Sarkozy gitti diye sevinelim mi?

Sarkozy gitti diye milletçe seviniyoruz ama Fransa’nın Türkiye’ye yaklaşımı ne ölçüde değişecek, bilmiyoruz. Hollande diyelim ki AB adaylığımız konusunda selefinden farklı bir tavır gösterecek mi? Bu soruya cevap verebilmek için öncelikle Sarkozy’nin sergilediği Türkiye karşıtlığının sebeplerini anlamak lazım. Görünen üç sebep var:

İlki. Sarkozy’nin Türkiye’ye karşı “kişisel” nefreti. Böyle bir şey gerçekten de var. Ama yine de iki ülke arasındaki ilişkilerin yönünün belirlenmesinde bunun çok fazla bir değerinin olmadığını söylemek lazım. Olsa olsa problemlerin dışavurumundaki üslubun belirlenmesinde etkisi olmuş olabilir.
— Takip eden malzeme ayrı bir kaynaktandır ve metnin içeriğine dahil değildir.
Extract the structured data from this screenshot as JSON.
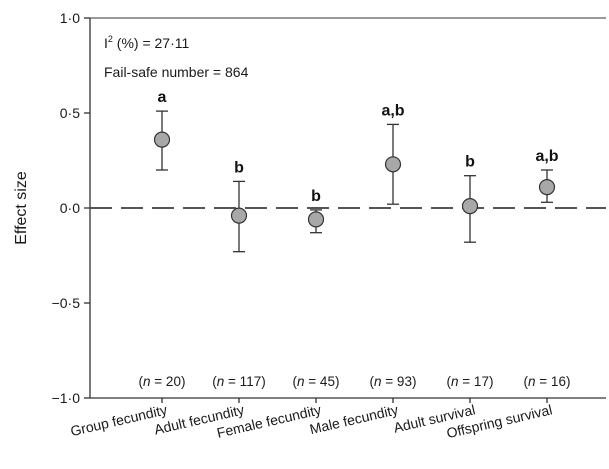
{
  "chart_data": {
    "type": "scatter",
    "style": "point estimates with error bars",
    "ylabel": "Effect size",
    "ylim": [
      -1.0,
      1.0
    ],
    "yticks": [
      {
        "value": 1.0,
        "label": "1·0"
      },
      {
        "value": 0.5,
        "label": "0·5"
      },
      {
        "value": 0.0,
        "label": "0·0"
      },
      {
        "value": -0.5,
        "label": "−0·5"
      },
      {
        "value": -1.0,
        "label": "−1·0"
      }
    ],
    "reference_line": {
      "y": 0,
      "style": "dashed"
    },
    "stats": {
      "i2_prefix": "I",
      "i2_sup": "2",
      "i2_rest": " (%) = 27·11",
      "failsafe": "Fail-safe number = 864"
    },
    "categories": [
      "Group fecundity",
      "Adult fecundity",
      "Female fecundity",
      "Male fecundity",
      "Adult survival",
      "Offspring survival"
    ],
    "values": [
      0.36,
      -0.04,
      -0.06,
      0.23,
      0.01,
      0.11
    ],
    "ci_low": [
      0.2,
      -0.23,
      -0.13,
      0.02,
      -0.18,
      0.03
    ],
    "ci_high": [
      0.51,
      0.14,
      -0.01,
      0.44,
      0.17,
      0.2
    ],
    "letters": [
      "a",
      "b",
      "b",
      "a,b",
      "b",
      "a,b"
    ],
    "n": [
      "20",
      "117",
      "45",
      "93",
      "17",
      "16"
    ],
    "grid": false,
    "colors": {
      "marker_fill": "#a8a8a8",
      "marker_stroke": "#333333",
      "line": "#333333"
    }
  }
}
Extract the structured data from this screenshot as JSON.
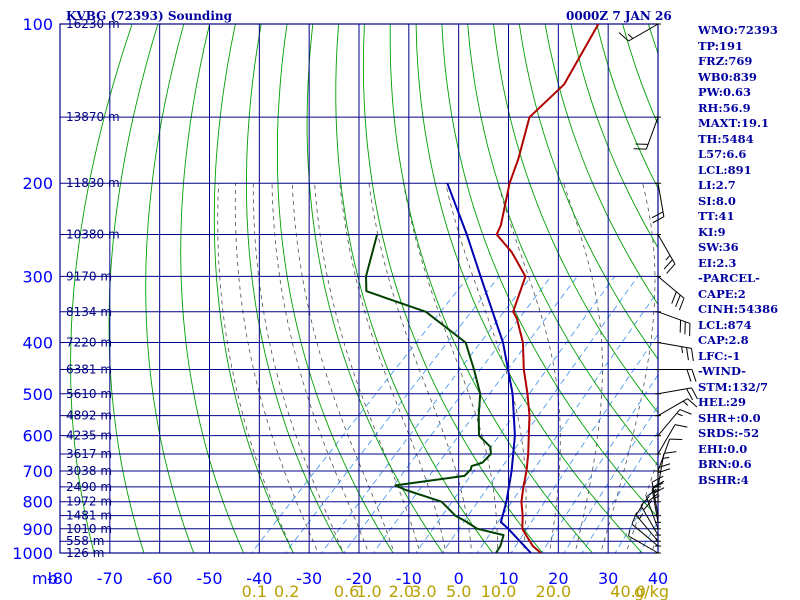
{
  "header": {
    "station": "KVBG (72393) Sounding",
    "valid_time": "0000Z  7 JAN 26"
  },
  "indices": [
    "WMO:72393",
    "TP:191",
    "FRZ:769",
    "WB0:839",
    "PW:0.63",
    "RH:56.9",
    "MAXT:19.1",
    "TH:5484",
    "L57:6.6",
    "LCL:891",
    "LI:2.7",
    "SI:8.0",
    "TT:41",
    "KI:9",
    "SW:36",
    "EI:2.3",
    "-PARCEL-",
    "CAPE:2",
    "CINH:54386",
    "LCL:874",
    "CAP:2.8",
    "LFC:-1",
    "-WIND-",
    "STM:132/7",
    "HEL:29",
    "SHR+:0.0",
    "SRDS:-52",
    "EHI:0.0",
    "BRN:0.6",
    "BSHR:4"
  ],
  "colors": {
    "grid": "#00008b",
    "dry_adiabat": "#00a000",
    "moist_adiabat": "#505050",
    "mixing_ratio": "#3a8ff0",
    "temperature": "#b00000",
    "dewpoint": "#004000",
    "parcel": "#0000b0",
    "wind": "#000000",
    "tick_label": "#0000ff",
    "mixing_label": "#b8a000"
  },
  "chart_data": {
    "type": "skew-t",
    "unit_label": "mb",
    "x_unit": "°C",
    "xlim": [
      -80,
      40
    ],
    "ylim": [
      1000,
      100
    ],
    "pressure_ticks": [
      100,
      200,
      300,
      400,
      500,
      600,
      700,
      800,
      900,
      1000
    ],
    "temp_ticks": [
      -80,
      -70,
      -60,
      -50,
      -40,
      -30,
      -20,
      -10,
      0,
      10,
      20,
      30,
      40
    ],
    "extra_isobars": [
      150,
      250,
      350,
      450,
      550,
      650,
      750,
      850,
      950
    ],
    "mixing_ratio_labels": [
      "0.1",
      "0.2",
      "0.6",
      "1.0",
      "2.0",
      "3.0",
      "5.0",
      "10.0",
      "20.0",
      "40.0",
      "g/kg"
    ],
    "mixing_ratio_positions": [
      -41,
      -34.5,
      -22.5,
      -18,
      -11.5,
      -7,
      0,
      8,
      19,
      34,
      38.7
    ],
    "height_labels": [
      {
        "p": 100,
        "text": "16230 m"
      },
      {
        "p": 150,
        "text": "13870 m"
      },
      {
        "p": 200,
        "text": "11830 m"
      },
      {
        "p": 250,
        "text": "10380 m"
      },
      {
        "p": 300,
        "text": "9170 m"
      },
      {
        "p": 350,
        "text": "8134 m"
      },
      {
        "p": 400,
        "text": "7220 m"
      },
      {
        "p": 450,
        "text": "6381 m"
      },
      {
        "p": 500,
        "text": "5610 m"
      },
      {
        "p": 550,
        "text": "4892 m"
      },
      {
        "p": 600,
        "text": "4235 m"
      },
      {
        "p": 650,
        "text": "3617 m"
      },
      {
        "p": 700,
        "text": "3038 m"
      },
      {
        "p": 750,
        "text": "2490 m"
      },
      {
        "p": 800,
        "text": "1972 m"
      },
      {
        "p": 850,
        "text": "1481 m"
      },
      {
        "p": 900,
        "text": "1010 m"
      },
      {
        "p": 950,
        "text": "558 m"
      },
      {
        "p": 1000,
        "text": "126 m"
      }
    ],
    "temperature": [
      [
        1000,
        16.5
      ],
      [
        970,
        13.5
      ],
      [
        925,
        10
      ],
      [
        900,
        8
      ],
      [
        850,
        5.5
      ],
      [
        800,
        2.5
      ],
      [
        750,
        0
      ],
      [
        700,
        -2.5
      ],
      [
        650,
        -5.5
      ],
      [
        600,
        -9
      ],
      [
        550,
        -12.8
      ],
      [
        500,
        -17.5
      ],
      [
        450,
        -23
      ],
      [
        400,
        -28.5
      ],
      [
        360,
        -34.5
      ],
      [
        350,
        -36.5
      ],
      [
        300,
        -41
      ],
      [
        270,
        -48.5
      ],
      [
        250,
        -55
      ],
      [
        240,
        -56
      ],
      [
        200,
        -62.5
      ],
      [
        180,
        -65.5
      ],
      [
        150,
        -71.5
      ],
      [
        130,
        -71
      ],
      [
        100,
        -76
      ]
    ],
    "dewpoint": [
      [
        1000,
        7.5
      ],
      [
        970,
        7
      ],
      [
        925,
        5.5
      ],
      [
        900,
        -1
      ],
      [
        870,
        -5
      ],
      [
        850,
        -8
      ],
      [
        800,
        -13.5
      ],
      [
        760,
        -23
      ],
      [
        745,
        -26
      ],
      [
        715,
        -14
      ],
      [
        695,
        -14
      ],
      [
        685,
        -14.5
      ],
      [
        675,
        -13
      ],
      [
        660,
        -13
      ],
      [
        650,
        -13
      ],
      [
        630,
        -14.5
      ],
      [
        600,
        -19
      ],
      [
        550,
        -23
      ],
      [
        500,
        -27
      ],
      [
        450,
        -33
      ],
      [
        400,
        -40
      ],
      [
        350,
        -54
      ],
      [
        320,
        -70
      ],
      [
        300,
        -73
      ],
      [
        250,
        -79
      ]
    ],
    "parcel": [
      [
        1000,
        14.5
      ],
      [
        900,
        5.2
      ],
      [
        874,
        2.4
      ],
      [
        800,
        -0.5
      ],
      [
        700,
        -5.5
      ],
      [
        600,
        -11.8
      ],
      [
        500,
        -20.5
      ],
      [
        400,
        -32.5
      ],
      [
        300,
        -50
      ],
      [
        250,
        -61
      ],
      [
        200,
        -75
      ]
    ],
    "wind_barbs": [
      {
        "p": 1000,
        "dir": 300,
        "spd": 5
      },
      {
        "p": 970,
        "dir": 310,
        "spd": 10
      },
      {
        "p": 950,
        "dir": 320,
        "spd": 15
      },
      {
        "p": 925,
        "dir": 330,
        "spd": 20
      },
      {
        "p": 900,
        "dir": 340,
        "spd": 20
      },
      {
        "p": 875,
        "dir": 350,
        "spd": 25
      },
      {
        "p": 850,
        "dir": 350,
        "spd": 25
      },
      {
        "p": 800,
        "dir": 0,
        "spd": 20
      },
      {
        "p": 750,
        "dir": 10,
        "spd": 15
      },
      {
        "p": 700,
        "dir": 20,
        "spd": 10
      },
      {
        "p": 650,
        "dir": 30,
        "spd": 10
      },
      {
        "p": 600,
        "dir": 40,
        "spd": 15
      },
      {
        "p": 550,
        "dir": 60,
        "spd": 15
      },
      {
        "p": 500,
        "dir": 80,
        "spd": 20
      },
      {
        "p": 450,
        "dir": 90,
        "spd": 20
      },
      {
        "p": 400,
        "dir": 100,
        "spd": 25
      },
      {
        "p": 350,
        "dir": 110,
        "spd": 30
      },
      {
        "p": 300,
        "dir": 130,
        "spd": 30
      },
      {
        "p": 250,
        "dir": 150,
        "spd": 25
      },
      {
        "p": 200,
        "dir": 170,
        "spd": 20
      },
      {
        "p": 150,
        "dir": 200,
        "spd": 20
      },
      {
        "p": 100,
        "dir": 240,
        "spd": 15
      }
    ]
  }
}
İkincisi.Sarkozy’nin “popülist” siyaseti. Fransız kamuoyunda giderek güçlenen yabancı düşmanlığı ve İslamofobi dalgalarının üzerinde sörf yapma çabası. Fransızlar AB genişlemesine hem yabancı kültürleri kendi içlerine almak istemedikleri için hem de sofradaki ekmeğin bölünüp kendi paylarının ufalacağını zannettikleri için karşı çıkıyorlar. Sarkozy de bu hassasiyetleri oya çevirmeye çalıştı. Belirli ölçüde başarılı da oldu. Bu hassasiyetler onu besledi; o da bu hassasiyetleri besledi... Ama son dönemde yaşanan ekonomik sıkıntıların yol açtığı tepkiler neticesinde Hollande kıl payıyla da olsa seçimi kazandı. Ben her şeye rağmen Sarkozy’nin popülist siyasetinin “başarılı” olduğunu, aynı nispette de kendi ülkesindeki toplumsal barışa zarar verdiğini düşünüyorum.

 

Üçüncüsü. Fransa’nın kültürel ve siyasal genlerine işlemiş olan Amerikan karşıtlığı. Diyeceksiniz ki Türkiye’nin AB üyeliği konusunun Fransızların ABD’ye duydukları düşmanlıkla ilgisi ne? Fransız tarihçi André Kaspi bu konuda diyor ki: “Amerikan karşıtlığı ülkemizin mutlak değerlerinden biri. Bilinçli olalım ya da olmayalım, sözlerimizin, düşüncelerimizin içine işleyen bu değer Fransız kültürünün temellerinden birini oluşturuyor.”

Batı ittifak sistemi içinde bir arada olmalarının önemi yok. Fransızlar ABD’yi hasım olarak görüyorlar. Onlara göre ABD eski kıta üzerinde bir tahakküm düzeni kurmak peşinde. GeneralDe Gaulle’den bu yana Fransız siyasetçileri “Amerikalılar kendi kıtamızda bize patronluk taslayamaz” diyerek “bağımsız Avrupa” siyaseti izlemeye çabalıyorlar.

De Gaulle bunun için “Amerika’nın Truva atı” olarak nitelediği İngiltere’nin AB üyelik başvurusunu veto etti. Hem de iki defa üst üste. İngilizler ancak General’in ölümünden sonra AB üyesi olabildiler. Ama bu sefer de Türkiye’nin “Washington’un Truva atı” olacağı endişesi gündeme geldi. Pek de haksız sayılmazlardı. Çünkü Türkiye’nin üyeliği için Avrupalılara baskı yapan güç ABD’ydi. Amerikalılar Türkiye’nin batı ittifak sistemine AB üzerinden entegre olmasını istiyorlardı. Böylece Birlik’in kültürel ve politik homojenitesini de kırmak işlerine geliyordu belki. Fransızlar (ve Almanlar) bunun için Türkiye’nin AB üyeliği karşısında tavizsiz bir tutum takındılar.

Ne var ki eski çamların bardak olduğunu geç fark ettiler. İkinci Körfez Savaşı sırasında kafalarına dank etti ki 1 Mart tezkeresine hayır diyerek “ABD uydusu” olmadığını gösteren Türkiye’nin dâhil olduğu bir Avrupa Birliği özellikle Ortadoğu’da “stratejik derinlik” kazanabilecekti. Ama artık çok geç. Artık Avrupa siyasetinin popülizme teslim olduğu bir dönemde ancak çok güçlü bir siyasetçi Fransa’nın Türkiye siyasetinde köklü bir değişiklik gerçekleştirebilir. Ne yazık ki Hollande öyle güçlü bir siyasetçi gibi görünmüyor.